Data Science Asked on November 10, 2020
I am working on a model which will allow me to predict how long it will take for a "job" to be completed, based on historical data. Each job has a handful of categorical characteristics (all independant), and some historic data might look like:
JobID Manager City Design ClientType TaskDuration
a1 George Brisbane BigKahuna Personal 10
a2 George Brisbane SmallKahuna Business 15
a3 George Perth BigKahuna Investor 7
Thus far, my model has been relatively basic, following these basic steps:
Category Value Mean Count
Manager George 10.66 3
City Brisbane 12.5 2
City Perth 7 1
Design BigKahuna 8.5 2
Design SmallKahuna 15 1
ClientType Personal 10 1
ClientType Business 15 1
ClientType Investor 7 1
JobID Manager City Design ClientType
b5 George Brisbane SmallKahuna Investor
Category Value CalculatedMean CalculatedCount Factor (Mean * Count)

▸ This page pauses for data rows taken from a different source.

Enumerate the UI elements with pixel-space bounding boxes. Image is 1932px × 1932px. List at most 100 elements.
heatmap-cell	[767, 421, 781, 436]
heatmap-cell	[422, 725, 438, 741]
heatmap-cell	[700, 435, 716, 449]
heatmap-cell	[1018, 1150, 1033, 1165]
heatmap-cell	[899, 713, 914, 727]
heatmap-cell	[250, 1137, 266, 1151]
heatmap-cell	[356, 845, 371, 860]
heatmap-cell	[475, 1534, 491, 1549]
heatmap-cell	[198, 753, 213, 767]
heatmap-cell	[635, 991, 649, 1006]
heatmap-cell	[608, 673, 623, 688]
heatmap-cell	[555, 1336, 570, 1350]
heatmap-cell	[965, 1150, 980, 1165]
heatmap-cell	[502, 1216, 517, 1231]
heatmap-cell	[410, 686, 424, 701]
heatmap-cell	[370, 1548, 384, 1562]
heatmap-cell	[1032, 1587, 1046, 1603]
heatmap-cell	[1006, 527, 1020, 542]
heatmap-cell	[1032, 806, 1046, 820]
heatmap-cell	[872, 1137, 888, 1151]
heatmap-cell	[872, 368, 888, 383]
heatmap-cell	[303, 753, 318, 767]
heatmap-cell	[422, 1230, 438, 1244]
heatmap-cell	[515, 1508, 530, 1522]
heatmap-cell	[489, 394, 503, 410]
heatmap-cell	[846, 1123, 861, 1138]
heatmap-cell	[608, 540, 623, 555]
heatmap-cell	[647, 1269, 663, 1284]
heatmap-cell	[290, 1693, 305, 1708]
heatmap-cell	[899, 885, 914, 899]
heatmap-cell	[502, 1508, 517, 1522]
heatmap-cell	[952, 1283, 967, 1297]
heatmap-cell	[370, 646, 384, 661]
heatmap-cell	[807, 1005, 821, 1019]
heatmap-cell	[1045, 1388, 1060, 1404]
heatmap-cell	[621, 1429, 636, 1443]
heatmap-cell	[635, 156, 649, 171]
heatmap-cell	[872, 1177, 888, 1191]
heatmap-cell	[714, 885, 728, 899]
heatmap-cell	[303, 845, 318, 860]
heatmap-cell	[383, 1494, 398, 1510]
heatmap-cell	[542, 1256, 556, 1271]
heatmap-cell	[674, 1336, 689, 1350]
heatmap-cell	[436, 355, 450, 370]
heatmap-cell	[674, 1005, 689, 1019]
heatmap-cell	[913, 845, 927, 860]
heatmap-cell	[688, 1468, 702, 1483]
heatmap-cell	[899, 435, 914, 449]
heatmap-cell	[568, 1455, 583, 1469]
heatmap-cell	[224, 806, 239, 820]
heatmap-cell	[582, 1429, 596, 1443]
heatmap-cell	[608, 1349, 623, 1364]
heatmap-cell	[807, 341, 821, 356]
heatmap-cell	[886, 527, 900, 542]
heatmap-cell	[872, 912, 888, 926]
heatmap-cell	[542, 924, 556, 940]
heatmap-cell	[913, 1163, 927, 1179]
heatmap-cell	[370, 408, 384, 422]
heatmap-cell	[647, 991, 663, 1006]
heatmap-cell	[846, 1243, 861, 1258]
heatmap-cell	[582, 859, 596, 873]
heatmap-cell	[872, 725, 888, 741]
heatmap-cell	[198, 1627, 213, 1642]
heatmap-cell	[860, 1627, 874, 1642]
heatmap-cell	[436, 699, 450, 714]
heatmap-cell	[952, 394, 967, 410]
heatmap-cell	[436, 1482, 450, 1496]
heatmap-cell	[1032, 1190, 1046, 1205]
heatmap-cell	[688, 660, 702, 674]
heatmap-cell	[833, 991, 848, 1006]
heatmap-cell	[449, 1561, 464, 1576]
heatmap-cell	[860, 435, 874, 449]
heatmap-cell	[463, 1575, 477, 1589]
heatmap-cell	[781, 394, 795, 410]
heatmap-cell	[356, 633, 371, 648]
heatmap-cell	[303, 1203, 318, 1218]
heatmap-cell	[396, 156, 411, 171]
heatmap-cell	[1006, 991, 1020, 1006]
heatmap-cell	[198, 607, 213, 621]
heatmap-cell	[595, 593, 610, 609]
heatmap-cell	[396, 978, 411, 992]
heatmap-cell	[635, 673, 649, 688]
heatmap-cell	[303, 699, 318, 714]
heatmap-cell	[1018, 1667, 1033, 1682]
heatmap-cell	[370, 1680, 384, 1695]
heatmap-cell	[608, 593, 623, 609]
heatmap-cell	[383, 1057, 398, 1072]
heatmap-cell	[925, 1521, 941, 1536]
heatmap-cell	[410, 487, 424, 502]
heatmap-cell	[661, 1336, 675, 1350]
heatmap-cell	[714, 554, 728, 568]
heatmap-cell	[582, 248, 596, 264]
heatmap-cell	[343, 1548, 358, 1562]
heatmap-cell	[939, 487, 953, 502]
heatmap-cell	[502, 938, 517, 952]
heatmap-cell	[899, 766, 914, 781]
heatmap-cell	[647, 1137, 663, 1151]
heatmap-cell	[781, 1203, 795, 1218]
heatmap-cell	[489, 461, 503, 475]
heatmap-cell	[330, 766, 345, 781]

Manager George 10.66 3 31.98
City Brisbane 12.5 2 25
Design SmallKahuna 15 1 15
ClientType Investor 7 1 7
TaskDuration = SUM(Factor) / SUM(CalculatedCount)
= 78.98 / 7
= 11.283
~= 11 days
After testing my model on a few hundred finished jobs from the last four months, I calculated average discrepancies ranging from -15% to +25%.
I think the one of my issues is that I may be taking into account categories that actually have no effect on the build time, and are skewing my results. In reality, I’m taking 15 categories into account from ~400 completed jobs, and some of these categories might have results that only appear once or twice (for example, we might only have a single job in Perth).
How can I determine which categories are actually beneficial to the model, and which should be ignored?
You can try two things -
Try finding the correlation between the Categories and the Target.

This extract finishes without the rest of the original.